CARACAS, Venezuela, July 6 (UPI) -- Venezuelan President Hugo Chavez led a colorful military parade on the Latin American country's independence bicentennial in defiance of opposition critics' predictions of an impending political and security crisis following his admission of cancer after surgery in Cuba.
The huge parade through the streets of Caracas showed off the latest military acquisitions that Chavez, 56, bought in the heat of a showdown with Colombia over U.S. anti-narcotics operations in that country.
More military hardware is on order, mostly from Russia and mostly on credit, but Venezuela's other defense suppliers last month voiced fears the lavish acquisition program might be at risk while Chavez waited to recover his health.
In keeping with Chavez's populist rhetoric the military showed off its colors, while soldiers painted in the national colors donned colonial uniforms in an arch reminder of Venezuela's past struggles against Spanish colonialism before independence in July 1811.

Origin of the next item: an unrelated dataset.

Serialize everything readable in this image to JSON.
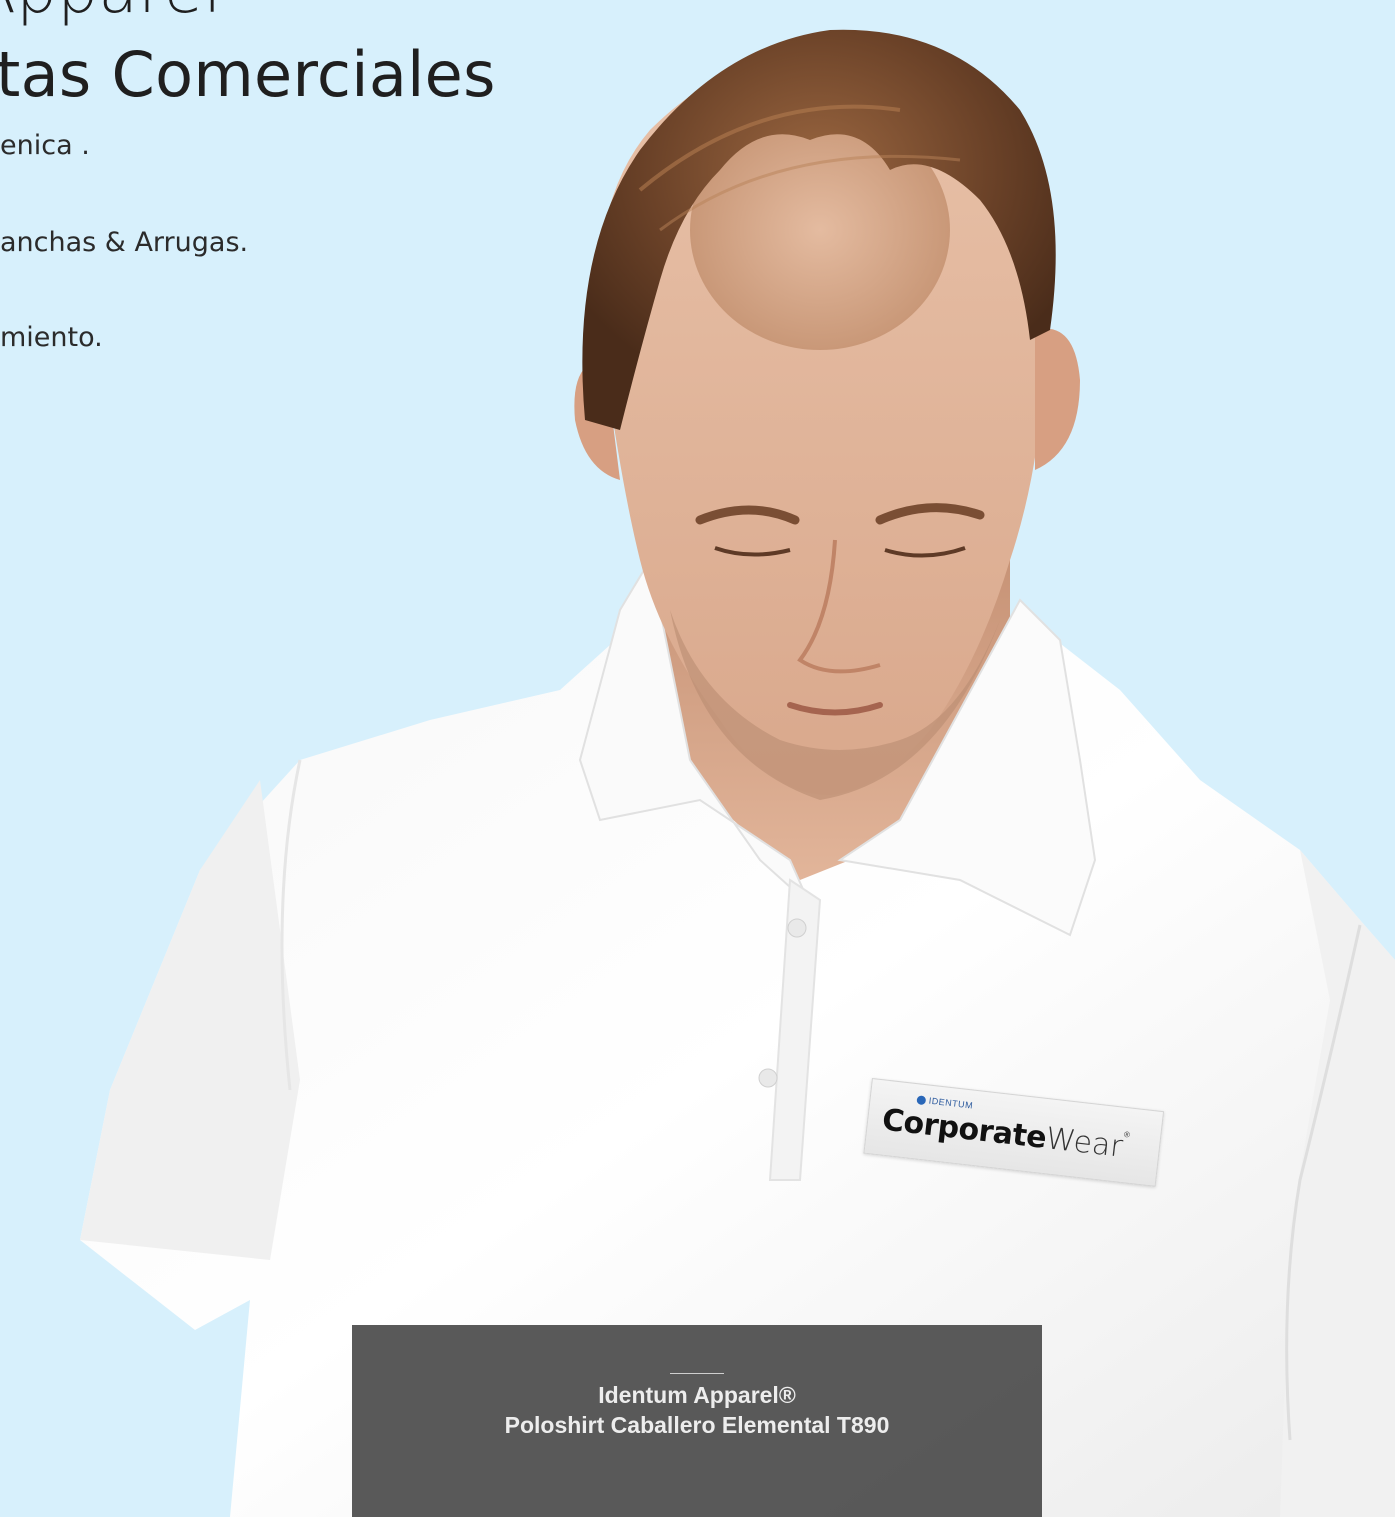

Security concerns dominated Venezuelan politics in June as Chavez underwent surgery but retained control of the government rather than hand power to an interim caretaker.
Uruguayan President Jose Mujica, Paraguay's Fernando Lugo and Bolivia's Evo Morales attended the celebrations, though critics said all three were flown in aboard the Venezuelan presidential jet at what appeared to be very short notice.
"For my soul, our soul, our spirit, for our struggle for life this is a very powerful and inspiring message, your presence here with me, my good friends, my good companions," said Chavez as he received the leaders in the presidential Miraflores Palace.
Chavez returned from Cuba earlier in the week after undergoing two surgeries linked to cancer. Details of the operations weren't revealed. He said his attendance in the parade was the "beginning of the return."
But opposition critics said the secrecy surrounding Chavez's ailment indicated the government wasn't being frank about the extent of his health problems. His decision not to relinquish power temporarily while undergoing surgery renewed concerns about a possible succession struggle in the event of a deterioration in health.
Former presidential candidate Manuel Rosales said the uncertainty was bad for Venezuela.
"The nation needs a clear message that will end this national and international speculation, as well as the discomfort and suspicion caused by the mysterious silence," Rosales said. Critics said the government's long silence indicates a disregard of its constitutional duties.
The opposition is poised to make the most of Chavez's illness and try and oust him at next year's presidential election.
The military purchases are a sore point with the critics. Tens of billions of dollars of oil revenues pledged and more billions borrowed against future oil sales are a source of renewed controversy because Venezuela has slipped once again into a recessionary slide for a third consecutive year.
Critics said Venezuela's lack of economic growth was proof the government had not performed well enough to engineer an economic recovery or make the best use of Venezuela's oil income.